Segundo, pode “ganhar” uma vaga de conselheiro no Tribunal de Contas do Estado (TCE). A vaga do TCE, a do conselheiro Milton Alves, estaria “reservada” para o presidente da Assembleia Legislativa, Helder Valin (PSDB). José Eliton “atropelaria” o amigo? Improvável.
Terceiro, entre 2014 e 2015, dois conselheiros do Tribunal de Contas dos Municípios (TCM), Sebastião “Caroço” Monteiro e Virmondes Cruvinel, devem se aposentar. O deputado Daniel Messac (PSDB) e o secretário de Articulação Institucional, Joaquim de Castro, são os nomes mais cotados para substitui-los. Mas um acordão pode reservar uma vaga para José Eliton.
Quarto, José Eliton é “candidato” a assumir a coordenação geral da campanha do governador Marconi Perillo.
O PMDB, se o candidato a governador for Iris Rezende, pode perder o apoio de alguns partidos que apoiam a candidatura de Júnior Friboi — e não necessariamente uma candidatura peemedebista.

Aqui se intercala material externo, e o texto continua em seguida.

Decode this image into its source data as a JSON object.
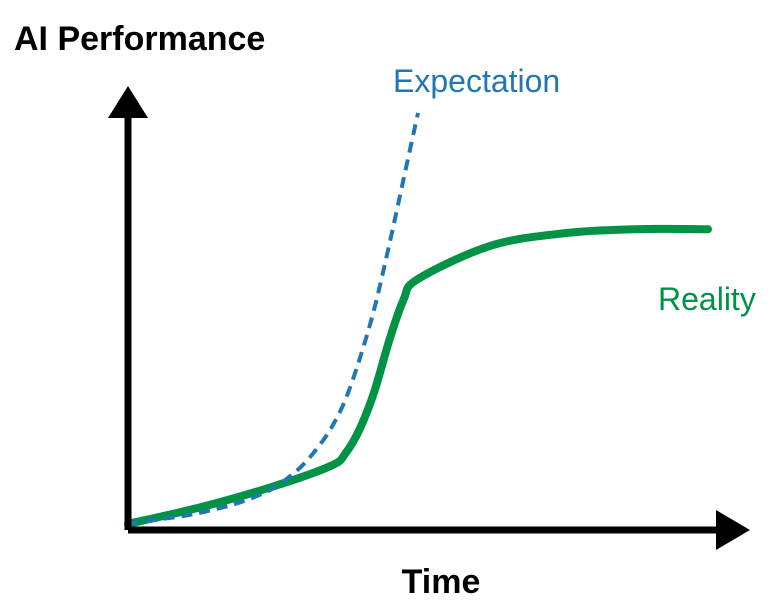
{
  "chart_data": {
    "type": "line",
    "title": "",
    "ylabel": "AI Performance",
    "xlabel": "Time",
    "grid": false,
    "legend": "none",
    "series": [
      {
        "name": "Expectation",
        "color": "#1f77b4",
        "style": "dashed",
        "x": [
          0,
          0.1,
          0.2,
          0.3,
          0.4,
          0.5,
          0.55,
          0.6,
          0.65,
          0.7,
          0.75,
          0.8,
          0.85,
          0.9,
          0.95,
          1.0
        ],
        "y": [
          0.01,
          0.02,
          0.03,
          0.045,
          0.065,
          0.095,
          0.12,
          0.15,
          0.19,
          0.24,
          0.31,
          0.41,
          0.53,
          0.68,
          0.84,
          1.0
        ]
      },
      {
        "name": "Reality",
        "color": "#009245",
        "style": "solid",
        "x": [
          0,
          0.25,
          0.5,
          0.7,
          0.75,
          0.8,
          0.85,
          0.9,
          0.95,
          1.0,
          1.25,
          1.5,
          1.75,
          2.0
        ],
        "y": [
          0.01,
          0.05,
          0.1,
          0.15,
          0.18,
          0.24,
          0.33,
          0.45,
          0.55,
          0.6,
          0.68,
          0.71,
          0.72,
          0.72
        ]
      }
    ]
  }
}
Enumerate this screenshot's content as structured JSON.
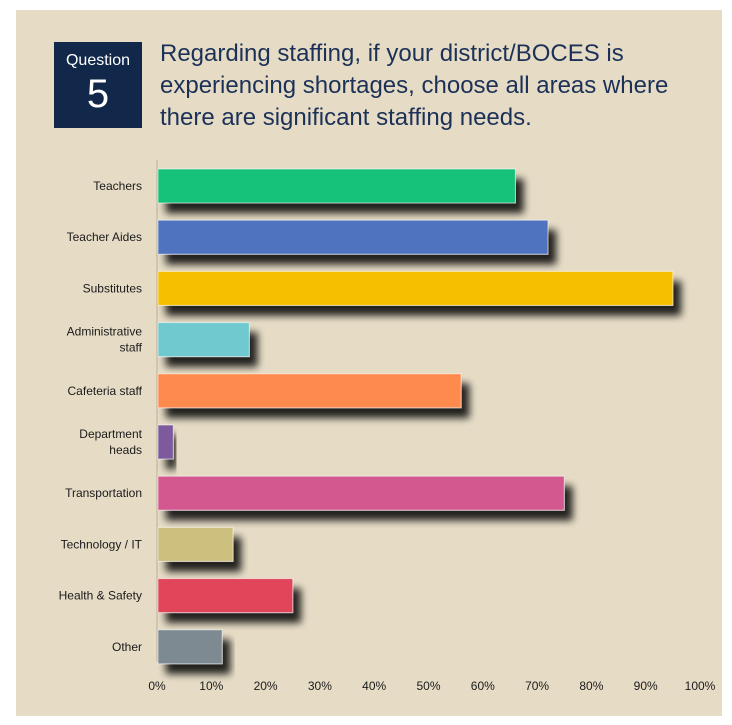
{
  "question": {
    "word": "Question",
    "number": "5",
    "text": "Regarding staffing, if your district/BOCES is experiencing shortages, choose all areas where there are significant staffing needs."
  },
  "chart_data": {
    "type": "bar",
    "orientation": "horizontal",
    "categories": [
      [
        "Teachers"
      ],
      [
        "Teacher Aides"
      ],
      [
        "Substitutes"
      ],
      [
        "Administrative",
        "staff"
      ],
      [
        "Cafeteria staff"
      ],
      [
        "Department",
        "heads"
      ],
      [
        "Transportation"
      ],
      [
        "Technology / IT"
      ],
      [
        "Health & Safety"
      ],
      [
        "Other"
      ]
    ],
    "values": [
      66,
      72,
      95,
      17,
      56,
      3,
      75,
      14,
      25,
      12
    ],
    "colors": [
      "#19c27a",
      "#4f73bf",
      "#f6c000",
      "#6fc9cf",
      "#ff8a4d",
      "#7d5a9b",
      "#d3588f",
      "#cdbf7d",
      "#e0445a",
      "#7d8a92"
    ],
    "x_ticks": [
      "0%",
      "10%",
      "20%",
      "30%",
      "40%",
      "50%",
      "60%",
      "70%",
      "80%",
      "90%",
      "100%"
    ],
    "xlim": [
      0,
      100
    ],
    "grid": false,
    "legend": "none"
  }
}
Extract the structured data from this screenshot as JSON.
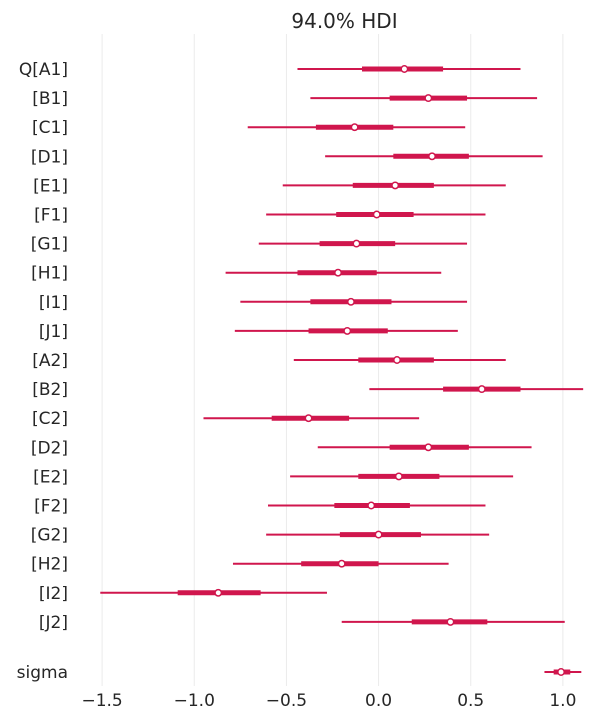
{
  "chart_data": {
    "type": "forest",
    "title": "94.0% HDI",
    "xlabel": "",
    "ylabel": "",
    "xlim": [
      -1.62,
      1.12
    ],
    "xticks": [
      -1.5,
      -1.0,
      -0.5,
      0.0,
      0.5,
      1.0
    ],
    "xtick_labels": [
      "−1.5",
      "−1.0",
      "−0.5",
      "0.0",
      "0.5",
      "1.0"
    ],
    "grid": "vertical",
    "color": "#d0164d",
    "series": [
      {
        "label": "Q[A1]",
        "hdi_low": -0.44,
        "hdi_high": 0.77,
        "iqr_low": -0.09,
        "iqr_high": 0.35,
        "point": 0.14
      },
      {
        "label": "[B1]",
        "hdi_low": -0.37,
        "hdi_high": 0.86,
        "iqr_low": 0.06,
        "iqr_high": 0.48,
        "point": 0.27
      },
      {
        "label": "[C1]",
        "hdi_low": -0.71,
        "hdi_high": 0.47,
        "iqr_low": -0.34,
        "iqr_high": 0.08,
        "point": -0.13
      },
      {
        "label": "[D1]",
        "hdi_low": -0.29,
        "hdi_high": 0.89,
        "iqr_low": 0.08,
        "iqr_high": 0.49,
        "point": 0.29
      },
      {
        "label": "[E1]",
        "hdi_low": -0.52,
        "hdi_high": 0.69,
        "iqr_low": -0.14,
        "iqr_high": 0.3,
        "point": 0.09
      },
      {
        "label": "[F1]",
        "hdi_low": -0.61,
        "hdi_high": 0.58,
        "iqr_low": -0.23,
        "iqr_high": 0.19,
        "point": -0.01
      },
      {
        "label": "[G1]",
        "hdi_low": -0.65,
        "hdi_high": 0.48,
        "iqr_low": -0.32,
        "iqr_high": 0.09,
        "point": -0.12
      },
      {
        "label": "[H1]",
        "hdi_low": -0.83,
        "hdi_high": 0.34,
        "iqr_low": -0.44,
        "iqr_high": -0.01,
        "point": -0.22
      },
      {
        "label": "[I1]",
        "hdi_low": -0.75,
        "hdi_high": 0.48,
        "iqr_low": -0.37,
        "iqr_high": 0.07,
        "point": -0.15
      },
      {
        "label": "[J1]",
        "hdi_low": -0.78,
        "hdi_high": 0.43,
        "iqr_low": -0.38,
        "iqr_high": 0.05,
        "point": -0.17
      },
      {
        "label": "[A2]",
        "hdi_low": -0.46,
        "hdi_high": 0.69,
        "iqr_low": -0.11,
        "iqr_high": 0.3,
        "point": 0.1
      },
      {
        "label": "[B2]",
        "hdi_low": -0.05,
        "hdi_high": 1.11,
        "iqr_low": 0.35,
        "iqr_high": 0.77,
        "point": 0.56
      },
      {
        "label": "[C2]",
        "hdi_low": -0.95,
        "hdi_high": 0.22,
        "iqr_low": -0.58,
        "iqr_high": -0.16,
        "point": -0.38
      },
      {
        "label": "[D2]",
        "hdi_low": -0.33,
        "hdi_high": 0.83,
        "iqr_low": 0.06,
        "iqr_high": 0.49,
        "point": 0.27
      },
      {
        "label": "[E2]",
        "hdi_low": -0.48,
        "hdi_high": 0.73,
        "iqr_low": -0.11,
        "iqr_high": 0.33,
        "point": 0.11
      },
      {
        "label": "[F2]",
        "hdi_low": -0.6,
        "hdi_high": 0.58,
        "iqr_low": -0.24,
        "iqr_high": 0.17,
        "point": -0.04
      },
      {
        "label": "[G2]",
        "hdi_low": -0.61,
        "hdi_high": 0.6,
        "iqr_low": -0.21,
        "iqr_high": 0.23,
        "point": 0.0
      },
      {
        "label": "[H2]",
        "hdi_low": -0.79,
        "hdi_high": 0.38,
        "iqr_low": -0.42,
        "iqr_high": 0.0,
        "point": -0.2
      },
      {
        "label": "[I2]",
        "hdi_low": -1.51,
        "hdi_high": -0.28,
        "iqr_low": -1.09,
        "iqr_high": -0.64,
        "point": -0.87
      },
      {
        "label": "[J2]",
        "hdi_low": -0.2,
        "hdi_high": 1.01,
        "iqr_low": 0.18,
        "iqr_high": 0.59,
        "point": 0.39
      },
      {
        "label": "sigma",
        "hdi_low": 0.9,
        "hdi_high": 1.1,
        "iqr_low": 0.95,
        "iqr_high": 1.04,
        "point": 0.99,
        "separated": true
      }
    ]
  }
}
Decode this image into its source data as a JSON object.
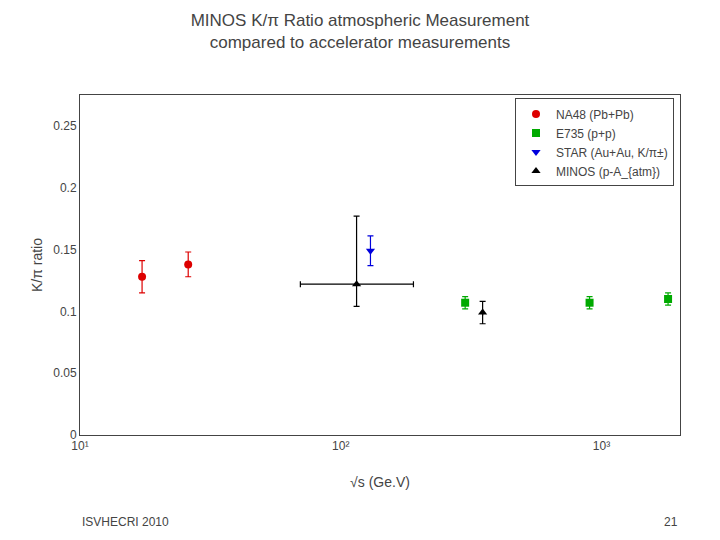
{
  "chart_data": {
    "type": "scatter",
    "title": "MINOS K/π Ratio atmospheric Measurement",
    "subtitle": "compared to accelerator measurements",
    "x_label": "√s (Ge.V)",
    "y_label": "K/π ratio",
    "annotations": [
      "ISVHECRI 2010",
      "21"
    ],
    "log": "x",
    "xlim": [
      10,
      2000
    ],
    "xticks": [
      {
        "value": 10,
        "label": "10¹"
      },
      {
        "value": 100,
        "label": "10²"
      },
      {
        "value": 1000,
        "label": "10³"
      }
    ],
    "ylim": [
      0,
      0.275
    ],
    "yticks": [
      0,
      0.05,
      0.1,
      0.15,
      0.2,
      0.25
    ],
    "grid": false,
    "legend": "upper right",
    "series": [
      {
        "name": "NA48 (Pb+Pb)",
        "color": "#dd0000",
        "marker": "circle",
        "x": [
          17.3,
          26.0
        ],
        "values": [
          0.128,
          0.138
        ],
        "error_y": {
          "minus": [
            0.013,
            0.01
          ],
          "plus": [
            0.013,
            0.01
          ]
        }
      },
      {
        "name": "E735 (p+p)",
        "color": "#00aa00",
        "marker": "square",
        "x": [
          300,
          900,
          1800
        ],
        "values": [
          0.107,
          0.107,
          0.11
        ],
        "error_y": {
          "minus": [
            0.005,
            0.005,
            0.005
          ],
          "plus": [
            0.005,
            0.005,
            0.005
          ]
        }
      },
      {
        "name": "STAR (Au+Au, K/π±)",
        "color": "#0000dd",
        "marker": "triangle-down",
        "x": [
          130
        ],
        "values": [
          0.149
        ],
        "error_y": {
          "minus": [
            0.012
          ],
          "plus": [
            0.012
          ]
        }
      },
      {
        "name": "MINOS (p-A_{atm})",
        "color": "#000000",
        "marker": "triangle-up",
        "x": [
          115,
          350
        ],
        "values": [
          0.122,
          0.099
        ],
        "error_x": {
          "minus": [
            45,
            0
          ],
          "plus": [
            75,
            0
          ]
        },
        "error_y": {
          "minus": [
            0.018,
            0.009
          ],
          "plus": [
            0.055,
            0.009
          ]
        }
      }
    ]
  }
}
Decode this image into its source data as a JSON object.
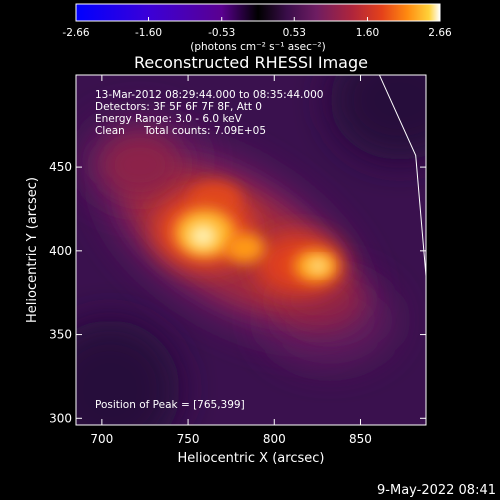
{
  "colorbar": {
    "tick_labels": [
      "-2.66",
      "-1.60",
      "-0.53",
      "0.53",
      "1.60",
      "2.66"
    ],
    "range": [
      -2.66,
      2.66
    ],
    "unit_label": "(photons cm⁻² s⁻¹ asec⁻²)",
    "colors": [
      "#0000ff",
      "#3b00d8",
      "#5a0090",
      "#000000",
      "#3a0d4a",
      "#6e1d62",
      "#b0253b",
      "#e4411a",
      "#ff8a10",
      "#ffd23a",
      "#ffffff"
    ]
  },
  "title": "Reconstructed RHESSI Image",
  "info": {
    "time_range": "13-Mar-2012 08:29:44.000 to 08:35:44.000",
    "detectors": "Detectors: 3F 5F 6F 7F 8F, Att 0",
    "energy_range": "Energy Range: 3.0 - 6.0 keV",
    "clean_label": "Clean",
    "total_counts": "Total counts: 7.09E+05",
    "peak_position": "Position of Peak = [765,399]"
  },
  "footer": {
    "timestamp": "9-May-2022 08:41"
  },
  "chart_data": {
    "type": "heatmap",
    "title": "Reconstructed RHESSI Image",
    "xlabel": "Heliocentric X (arcsec)",
    "ylabel": "Heliocentric Y (arcsec)",
    "xlim": [
      685,
      888
    ],
    "ylim": [
      296,
      505
    ],
    "x_ticks": [
      {
        "value": 700,
        "label": "700"
      },
      {
        "value": 750,
        "label": "750"
      },
      {
        "value": 800,
        "label": "800"
      },
      {
        "value": 850,
        "label": "850"
      }
    ],
    "y_ticks": [
      {
        "value": 300,
        "label": "300"
      },
      {
        "value": 350,
        "label": "350"
      },
      {
        "value": 400,
        "label": "400"
      },
      {
        "value": 450,
        "label": "450"
      }
    ],
    "peak_position": [
      765,
      399
    ],
    "limb_line": [
      [
        861,
        505
      ],
      [
        882,
        457
      ],
      [
        888,
        385
      ]
    ]
  }
}
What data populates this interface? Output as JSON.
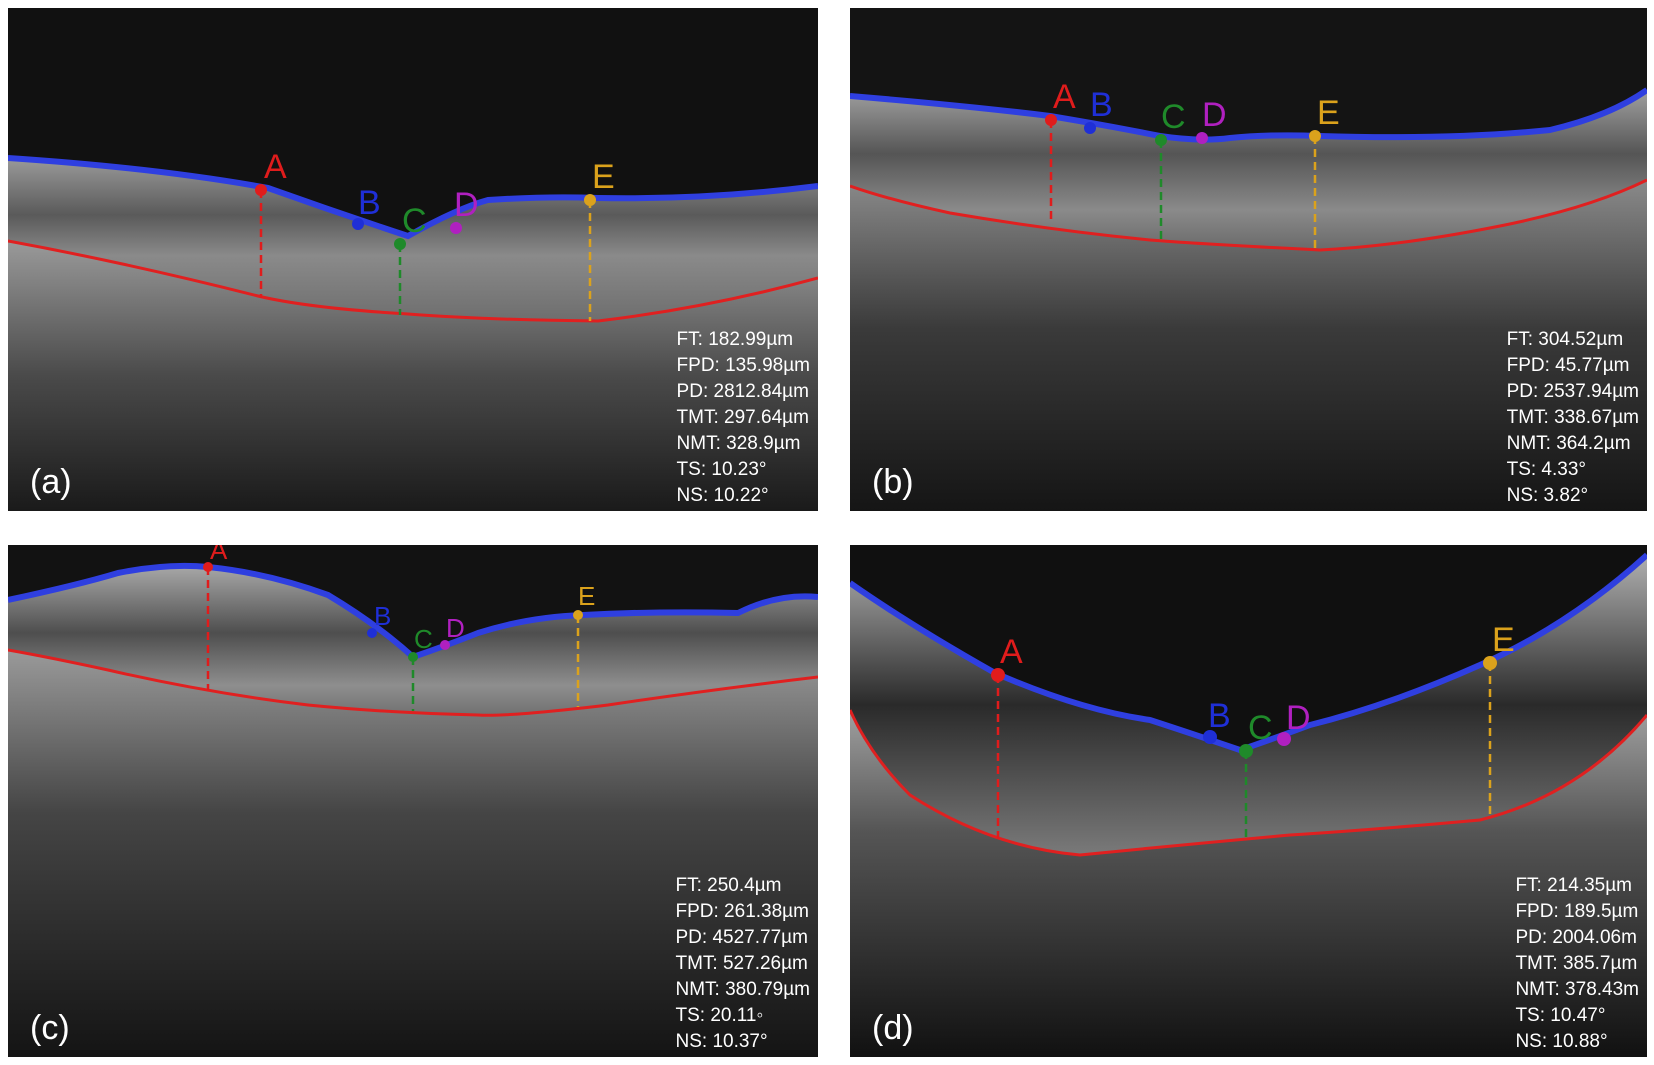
{
  "colors": {
    "inner_boundary": "#2f3fe0",
    "outer_boundary": "#e02020",
    "point_A": "#e01c1c",
    "point_B": "#1f2fd6",
    "point_C": "#1f8a2a",
    "point_D": "#b020c0",
    "point_E": "#dba21c",
    "metric_text": "#ffffff"
  },
  "point_names": [
    "A",
    "B",
    "C",
    "D",
    "E"
  ],
  "panels": [
    {
      "label": "(a)",
      "metrics": [
        "FT: 182.99µm",
        "FPD: 135.98µm",
        "PD: 2812.84µm",
        "TMT: 297.64µm",
        "NMT: 328.9µm",
        "TS: 10.23°",
        "NS: 10.22°"
      ]
    },
    {
      "label": "(b)",
      "metrics": [
        "FT: 304.52µm",
        "FPD: 45.77µm",
        "PD: 2537.94µm",
        "TMT: 338.67µm",
        "NMT: 364.2µm",
        "TS: 4.33°",
        "NS: 3.82°"
      ]
    },
    {
      "label": "(c)",
      "metrics": [
        "FT: 250.4µm",
        "FPD: 261.38µm",
        "PD: 4527.77µm",
        "TMT: 527.26µm",
        "NMT: 380.79µm",
        "TS: 20.11◦",
        "NS: 10.37°"
      ]
    },
    {
      "label": "(d)",
      "metrics": [
        "FT: 214.35µm",
        "FPD: 189.5µm",
        "PD: 2004.06m",
        "TMT: 385.7µm",
        "NMT: 378.43m",
        "TS: 10.47°",
        "NS: 10.88°"
      ]
    }
  ]
}
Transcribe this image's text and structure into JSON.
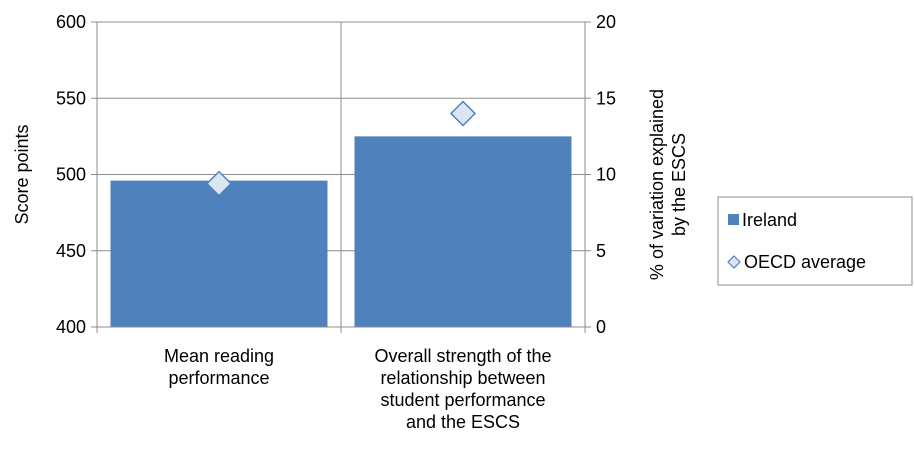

É possível que, se Iris for confirmado e se Friboi não bancá-lo, partidos como PTN, de Francisco Gedda, e PC do B, de Isaura Lemos, passem a militar ao lado do pré-candidato do PT a governador, Antônio Gomide.
Até quarta-feira, 26, o vice-governador José Eliton (PP) lutava sozinho contra a indicação do deputado federal Ronaldo Caiado para compor a chapa majoritária articulada pelo governador Marconi Perillo (PSDB). Se Caiado for candidato a senador na chapa do tucano-chefe, a tendência é que o deputado federal Vilmar Rocha seja indicado para vice e, com isso, José Eliton perderia espaço na chapa. Mas agora um peso-pesado, o prefeito de Goianésia, Jalles Fontoura (PSDB), entrou em campo contra a indicação de Caiado. Em artigo publicado em "O Popular", o tucano diz que, se apoiar Caiado, a coligação governista estará dando prova de que sofre da síndrome de estocolmo. Jalles Fontoura não está defendendo José Eliton, e sim seu aliado e amigo Vilmar Rocha (PSD). Vilmar, cotado para vice, prefere ser candidato a senador. Há também uma vingança histórica: em 2002, Jalles Fontoura queria ser candidato a senador, mas Caiado bancou o então secretário de Segurança Pública, o procurador de justiça Demóstenes Torres, para a disputa. Na época, Jalles era filiado ao DEM (ex-PFL). E há um contencioso histórico entre os Caiado e a família de Jalles Fontoura e Otavinho Lage. Não é coisa recente, portanto.
O Partido Ecológico Nacional (PEN) decidiu compor com o governador Marconi Perillo (PSDB) e vai apoiar sua reeleição. O presidente do PEN, Airton Barroso, e seu guru, Alfredo Bambu, devem indicar aliados para participar do governo de Goiás. Barroso interrompeu, no início desta semana, as conversações com o grupo do pré-candidato do PMDB a governador de Goiás, empresário Júnior Friboi.
De um integrante do DEM goiano: "O deputado estadual Simeyzon Silveira, até onde se sabe, não é porta-voz do DEM nem do deputado federal Ronaldo Caiado". O democrata acrescenta: "Simeyzon deveria se apresentar como porta-voz de seu partido, o PSC. No entanto, quem manda mesmo no PSC é o pré-candidato a governador pelo PSB, Vanderlan Cardoso". O "conflito" entre Simeyzon e o democrata tem origem na "informação" do primeiro de que o deputado federal não vai compor com o governador de Goiás, Marconi Perillo. Convém esperar a manifestação do próprio Caiado. O que ele tem sugerido não bate, de fato, com o que diz Simeyzon.